The great thing about the share market is that everyone has a different opinion on a business. For every seller there's a buyer who thinks that business is worth owning.
I believe that it's a good idea to avoid shares that will underperform, if possible. Ultimately, it's very hard to say what a share price will do in any week, month or year. However, it's easier to see which direction the business is heading in the long run.
I think investors need to be careful about the following shares:
BHP Billiton Limited (ASX: BHP)
BHP is synonymous with the Australian share market and has created a lot of wealth for many Australians. But, investors always need to be looking forwards not backwards.
The underlying reason for BHP's success or failure will always be cyclical, that's the nature of resources.
Therefore, the best time to buy a cyclical business is at the bottom of the cycle. This occurred in 2016 when the share price fell to $15. The price has almost doubled since then. I'd wait until the next cyclical low before considering BHP shares.
Woolworths Limited (ASX: WOW)
Woolworths has had a mammoth battle with Wesfarmers Limited's (ASX: WES) Coles for decades. Woolworths appears to finally be growing sales again which is the main reason why the share price has risen.
The issue I have about Woolworths is that I don't see any sustained profit growth for a long time to come. Management dispensed with Masters, that was probably a good move. There's a lot of talk about dispensing with Big W, which could also be a good move.
But, the supermarket business' profit is where I am concerned. It's had to heavily decrease prices to get back on track, which really hurts the bottom line.

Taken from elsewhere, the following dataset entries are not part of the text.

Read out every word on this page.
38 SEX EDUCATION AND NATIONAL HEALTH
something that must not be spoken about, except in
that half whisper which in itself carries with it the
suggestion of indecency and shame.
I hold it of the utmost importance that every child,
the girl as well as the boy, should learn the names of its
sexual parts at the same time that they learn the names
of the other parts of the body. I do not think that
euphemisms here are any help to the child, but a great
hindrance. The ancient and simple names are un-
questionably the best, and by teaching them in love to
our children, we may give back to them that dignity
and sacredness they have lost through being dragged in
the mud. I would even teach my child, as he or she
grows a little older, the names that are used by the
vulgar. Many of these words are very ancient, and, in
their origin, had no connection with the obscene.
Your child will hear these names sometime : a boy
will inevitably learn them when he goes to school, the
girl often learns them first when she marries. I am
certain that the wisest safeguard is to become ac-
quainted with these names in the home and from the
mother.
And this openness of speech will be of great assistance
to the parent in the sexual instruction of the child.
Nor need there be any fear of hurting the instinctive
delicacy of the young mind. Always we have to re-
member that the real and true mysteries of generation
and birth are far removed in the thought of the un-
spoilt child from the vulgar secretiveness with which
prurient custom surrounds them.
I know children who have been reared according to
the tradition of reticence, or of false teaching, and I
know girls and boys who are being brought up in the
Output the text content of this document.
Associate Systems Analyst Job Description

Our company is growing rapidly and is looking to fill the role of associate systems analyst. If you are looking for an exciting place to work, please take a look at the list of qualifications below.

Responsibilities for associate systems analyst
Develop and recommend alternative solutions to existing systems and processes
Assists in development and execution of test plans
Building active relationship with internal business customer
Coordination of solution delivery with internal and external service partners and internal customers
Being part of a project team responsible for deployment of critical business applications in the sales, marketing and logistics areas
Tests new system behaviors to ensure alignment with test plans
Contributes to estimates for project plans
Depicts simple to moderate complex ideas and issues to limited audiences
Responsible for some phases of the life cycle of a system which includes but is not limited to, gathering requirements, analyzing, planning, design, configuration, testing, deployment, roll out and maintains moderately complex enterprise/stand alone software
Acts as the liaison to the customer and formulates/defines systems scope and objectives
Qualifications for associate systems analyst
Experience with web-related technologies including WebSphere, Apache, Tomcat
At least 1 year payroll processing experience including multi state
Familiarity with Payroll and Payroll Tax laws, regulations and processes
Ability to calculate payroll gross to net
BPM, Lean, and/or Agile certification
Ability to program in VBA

Aldi will continue to grow, steal market share and force margins lower. Kaufland is expected to start opening stores in the future. Costco is slowly expanding. Coles will try to wrestle back control. Things aren't going to suddenly get easier.
Woolworths is making the right moves, but sometimes you can do a great job and not succeed in the long run.
Woolworths is trading at 20x FY18's estimated earnings, which is quite expensive compared to Wesfarmers which is trading at 16x FY18's estimated earnings.
Suncorp is a solid business and could be an okay choice for an investor purely looking for income.
However, I think investors looking for growth should be careful.
The storms hitting Queensland have increased in number and size in recent years, which can really dent Suncorp's profit, particularly as it is focused more in the sunshine state than any other insurer.
Automated cars are just around the corner and it's expected that premiums will come down too. If Suncorp makes the same margin percentage on a lower premium, then that inevitably will see Suncorp's motor division bottom line reduce over time.
Suncorp is trading at 16x FY18's estimated earnings.
Foolish takeaway
All three shares could have a good next twelve months, but I believe in the medium-term investors need to steer clear of these businesses if they want to outperform the market.